GlobalData epidemiologists modelled a hypothetical scenario where 30% of diabetes (type 1 and type 2) cases had Covid-19 and 40% of those patients required treatment in an ICU. Based on these assumptions, epidemiologists forecast that 5.8 million people with diabetes will be infected with Covid-19 and require ICU treatment in 2020, which is significantly higher than the 6MM’s ICU capacity. This number assumes minimal implementation of disease prevention measures and a massive surge in cases within one month of local disease transmission of Covid-19. The majority of countries in Europe are now in lockdown, prohibiting all non-essential travel. This suggests that the actual number of cases requiring treatment in an ICU will be lower, as demand for treatment would spread out over a few months. Additionally, the need for ICUs could be eliminated for a large proportion of the populations if the local transmission can be stamped out, lessening the strain. However, if even a small fraction of these cases requires ICU beds at the same time, it could potentially overwhelm the limited number of ICU facility available in these countries. Some countries could see higher levels of strain compared to other countries. For example, the UK would experience greater strain than Germany, as the UK only has 4,500 ICU beds while Germany has 24,000 ICU beds.

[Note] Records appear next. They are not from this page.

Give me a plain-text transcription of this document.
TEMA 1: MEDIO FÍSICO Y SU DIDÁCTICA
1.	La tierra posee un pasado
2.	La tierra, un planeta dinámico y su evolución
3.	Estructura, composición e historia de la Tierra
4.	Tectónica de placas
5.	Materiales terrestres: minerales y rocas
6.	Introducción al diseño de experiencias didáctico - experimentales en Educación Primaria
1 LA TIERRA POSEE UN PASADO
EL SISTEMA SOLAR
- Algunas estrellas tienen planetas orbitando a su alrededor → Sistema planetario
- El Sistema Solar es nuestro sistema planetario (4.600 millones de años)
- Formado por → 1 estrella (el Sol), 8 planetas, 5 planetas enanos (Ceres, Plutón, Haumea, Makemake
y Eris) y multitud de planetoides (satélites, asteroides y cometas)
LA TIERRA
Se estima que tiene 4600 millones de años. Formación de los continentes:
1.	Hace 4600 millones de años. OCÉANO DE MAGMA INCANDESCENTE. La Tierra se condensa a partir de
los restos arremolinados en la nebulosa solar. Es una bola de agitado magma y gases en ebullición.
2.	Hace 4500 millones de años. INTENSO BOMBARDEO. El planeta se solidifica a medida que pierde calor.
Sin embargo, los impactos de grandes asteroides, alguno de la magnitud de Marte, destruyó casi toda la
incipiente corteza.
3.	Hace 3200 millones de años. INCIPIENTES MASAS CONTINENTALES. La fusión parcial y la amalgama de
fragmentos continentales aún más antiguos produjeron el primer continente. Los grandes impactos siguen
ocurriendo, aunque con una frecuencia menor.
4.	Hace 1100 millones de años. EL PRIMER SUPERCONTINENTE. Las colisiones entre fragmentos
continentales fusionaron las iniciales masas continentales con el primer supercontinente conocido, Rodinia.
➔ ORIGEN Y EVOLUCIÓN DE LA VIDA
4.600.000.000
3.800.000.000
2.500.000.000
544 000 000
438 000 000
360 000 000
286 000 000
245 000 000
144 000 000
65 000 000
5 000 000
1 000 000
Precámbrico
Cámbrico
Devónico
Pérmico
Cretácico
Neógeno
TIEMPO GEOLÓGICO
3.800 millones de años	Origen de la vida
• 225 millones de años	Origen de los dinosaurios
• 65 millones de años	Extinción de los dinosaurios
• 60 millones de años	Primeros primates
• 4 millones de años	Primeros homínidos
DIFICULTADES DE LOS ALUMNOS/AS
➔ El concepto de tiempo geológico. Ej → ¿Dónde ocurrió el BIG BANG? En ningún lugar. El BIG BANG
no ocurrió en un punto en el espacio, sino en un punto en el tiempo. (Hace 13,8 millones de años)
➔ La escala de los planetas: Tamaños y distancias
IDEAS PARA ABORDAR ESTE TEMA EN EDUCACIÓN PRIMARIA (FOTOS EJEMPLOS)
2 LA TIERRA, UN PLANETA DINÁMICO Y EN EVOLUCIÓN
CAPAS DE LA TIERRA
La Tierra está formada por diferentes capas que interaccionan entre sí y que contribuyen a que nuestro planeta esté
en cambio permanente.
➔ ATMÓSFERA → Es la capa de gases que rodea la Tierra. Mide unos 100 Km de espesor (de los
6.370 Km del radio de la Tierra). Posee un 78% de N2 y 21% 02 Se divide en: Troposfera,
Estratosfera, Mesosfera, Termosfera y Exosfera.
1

The healthcare systems in Europe and the US are already under great strain due to the ongoing flu season and would not be able to withstand an exponential surge of cases requiring ICU treatment. Social distancing and lockdown practices should continue until the outbreak curve is flattened. Korea and China have shown that this is possible with the rigorous implementation of social distancing rules combined with testing, isolation, and management of Covid-19 patients.